Wright, working his way back from right knee surgery, has to serve the suspension when healthy. Potential time on the disabled list to begin the season would not count. Wright is not expected to appeal.

Wright was arrested at his Tennessee home in December following an incident involving his wife, Shannon. Wright was charged with domestic assault and preventing a 911 call, which are misdemeanors in Tennessee, and released on a $2,500 bond.

The case in December was retired by the Williamson County courthouse. If Wright commits no other offenses for a 12-month span, the charges are expected to be dropped.

Fifteen games matches the lowest suspension MLB has given out in relation to a domestic violence case since the league and players union agreed to a policy in 2015. Mets pitcher Jeurys Familia was suspended 15 games in March 2017.

"It's a situation that, it sucks not only for me, but for my family, for the team," Wright told reporters in Florida on Thursday. "But I try not to think about it. When MLB comes out with their discipline, or if there's going to be discipline or not, it's just going to go from there."

Wright said this spring that he did not harm his wife.

“We’ve been going to counseling.
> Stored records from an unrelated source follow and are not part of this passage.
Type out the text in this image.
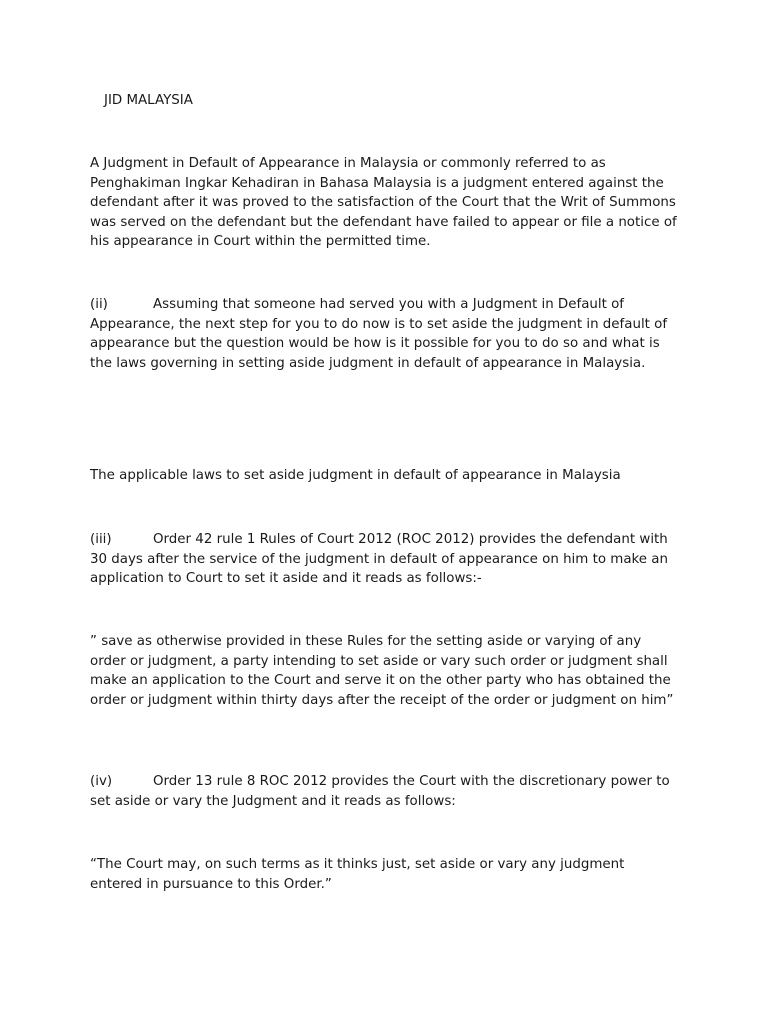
JID MALAYSIA

A Judgment in Default of Appearance in Malaysia or commonly referred to as Penghakiman Ingkar Kehadiran in Bahasa Malaysia is a judgment entered against the defendant after it was proved to the satisfaction of the Court that the Writ of Summons was served on the defendant but the defendant have failed to appear or file a notice of his appearance in Court within the permitted time.

(ii)	Assuming that someone had served you with a Judgment in Default of Appearance, the next step for you to do now is to set aside the judgment in default of appearance but the question would be how is it possible for you to do so and what is the laws governing in setting aside judgment in default of appearance in Malaysia.

The applicable laws to set aside judgment in default of appearance in Malaysia

(iii)	Order 42 rule 1 Rules of Court 2012 (ROC 2012) provides the defendant with 30 days after the service of the judgment in default of appearance on him to make an application to Court to set it aside and it reads as follows:-

” save as otherwise provided in these Rules for the setting aside or varying of any order or judgment, a party intending to set aside or vary such order or judgment shall make an application to the Court and serve it on the other party who has obtained the order or judgment within thirty days after the receipt of the order or judgment on him”

(iv)	Order 13 rule 8 ROC 2012 provides the Court with the discretionary power to set aside or vary the Judgment and it reads as follows:

“The Court may, on such terms as it thinks just, set aside or vary any judgment entered in pursuance to this Order.”
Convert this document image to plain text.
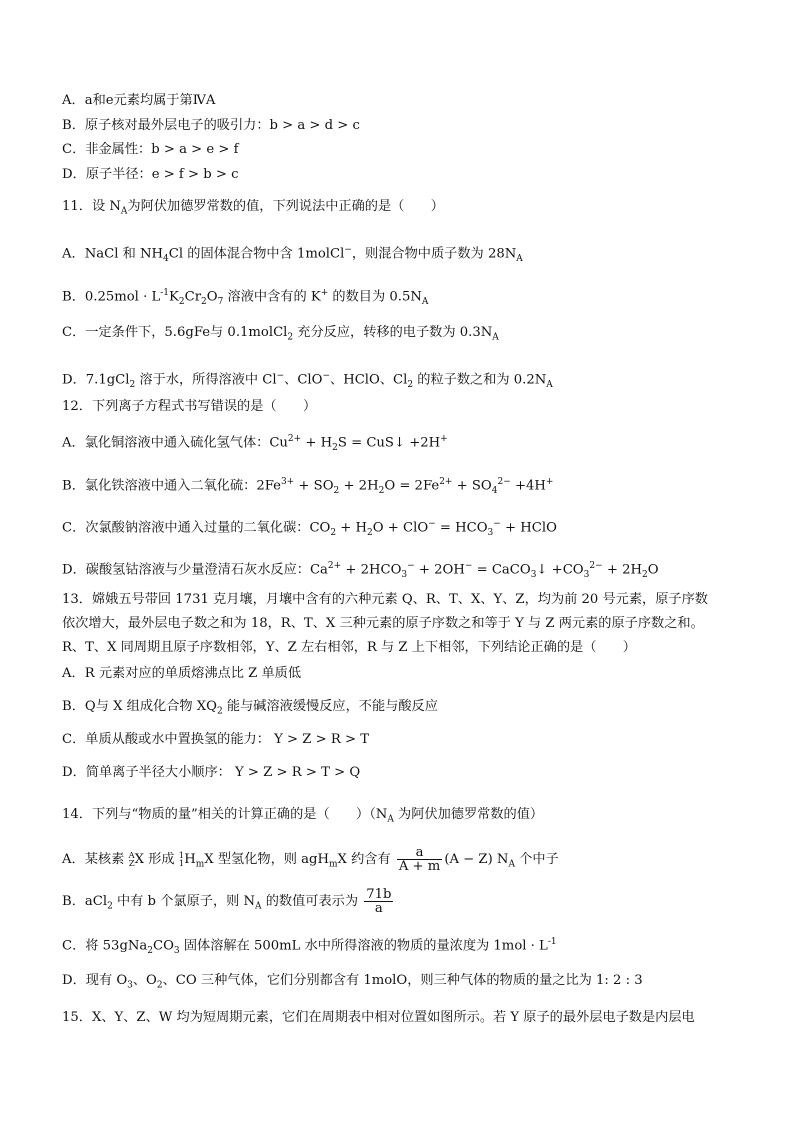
A．a和e元素均属于第ⅣA
B．原子核对最外层电子的吸引力：b > a > d > c
C．非金属性：b > a > e > f
D．原子半径：e > f > b > c
11．设 $N_A$为阿伏加德罗常数的值，下列说法中正确的是（　　）
A．NaCl 和 $NH_4Cl$ 的固体混合物中含 1molCl−，则混合物中质子数为 $28N_A$
B．$0.25mol \cdot L^{-1}K_2Cr_2O_7$ 溶液中含有的 K+ 的数目为 $0.5N_A$
C．一定条件下，5.6gFe与 0.1molCl$_2$ 充分反应，转移的电子数为 $0.3N_A$
D．7.1gCl$_2$ 溶于水，所得溶液中 Cl−、ClO−、HClO、$Cl_2$ 的粒子数之和为 $0.2N_A$
12．下列离子方程式书写错误的是（　　）
A．氯化铜溶液中通入硫化氢气体：$Cu^{2+} + H_2S$ = CuS↓ +2H+
B．氯化铁溶液中通入二氧化硫：$2Fe^{3+} + SO_2 + 2H_2O = 2Fe^{2+} + SO_4^{2-} +4H^+$
C．次氯酸钠溶液中通入过量的二氧化碳：$CO_2 + H_2O + ClO^- = HCO_3^-$ + HClO
D．碳酸氢钴溶液与少量澄清石灰水反应：$Ca^{2+} + 2HCO_3^- + 2OH^-$ = CaCO$_3$↓ $+CO_3^{2-} + 2H_2O$
13．嫦娥五号带回 1731 克月壤，月壤中含有的六种元素 Q、R、T、X、Y、Z，均为前 20 号元素，原子序数
依次增大，最外层电子数之和为 18，R、T、X 三种元素的原子序数之和等于 Y 与 Z 两元素的原子序数之和。
R、T、X 同周期且原子序数相邻，Y、Z 左右相邻，R 与 Z 上下相邻，下列结论正确的是（　　）
A．R 元素对应的单质熔沸点比 Z 单质低
B．Q与 X 组成化合物 $XQ_2$ 能与碱溶液缓慢反应，不能与酸反应
C．单质从酸或水中置换氢的能力： Y > Z > R > T
D．简单离子半径大小顺序： Y > Z > R > T > Q
14．下列与“物质的量”相关的计算正确的是（　　）（$N_A$ 为阿伏加德罗常数的值）
A．某核素 A
Z X 形成 1
1 $H_mX$ 型氢化物，则 agH$_m$X 约含有 $\frac{a}{A + m} (A - Z)$ $N_A$ 个中子
B．aCl$_2$ 中有 b 个氯原子，则 $N_A$ 的数值可表示为 $\frac{71b}{a}$
C．将 $53gNa_2CO_3$ 固体溶解在 500mL 水中所得溶液的物质的量浓度为 $1mol \cdot L^{-1}$
D．现有 $O_3$、$O_2$、CO 三种气体，它们分别都含有 1molO，则三种气体的物质的量之比为 1: 2 : 3
15．X、Y、Z、W 均为短周期元素，它们在周期表中相对位置如图所示。若 Y 原子的最外层电子数是内层电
We’ve been working through it,” Wright said. “We’ve been trying to do as much as we can to put it past us, but it’s hard. Because MLB is doing their investigation and it’s in the limelight. It’s really hard on a personal level to get past something that’s constantly being thrown at you. But I did it to myself. It’s one of those things that I’ve got to live with the consequences that came from my actions that night.”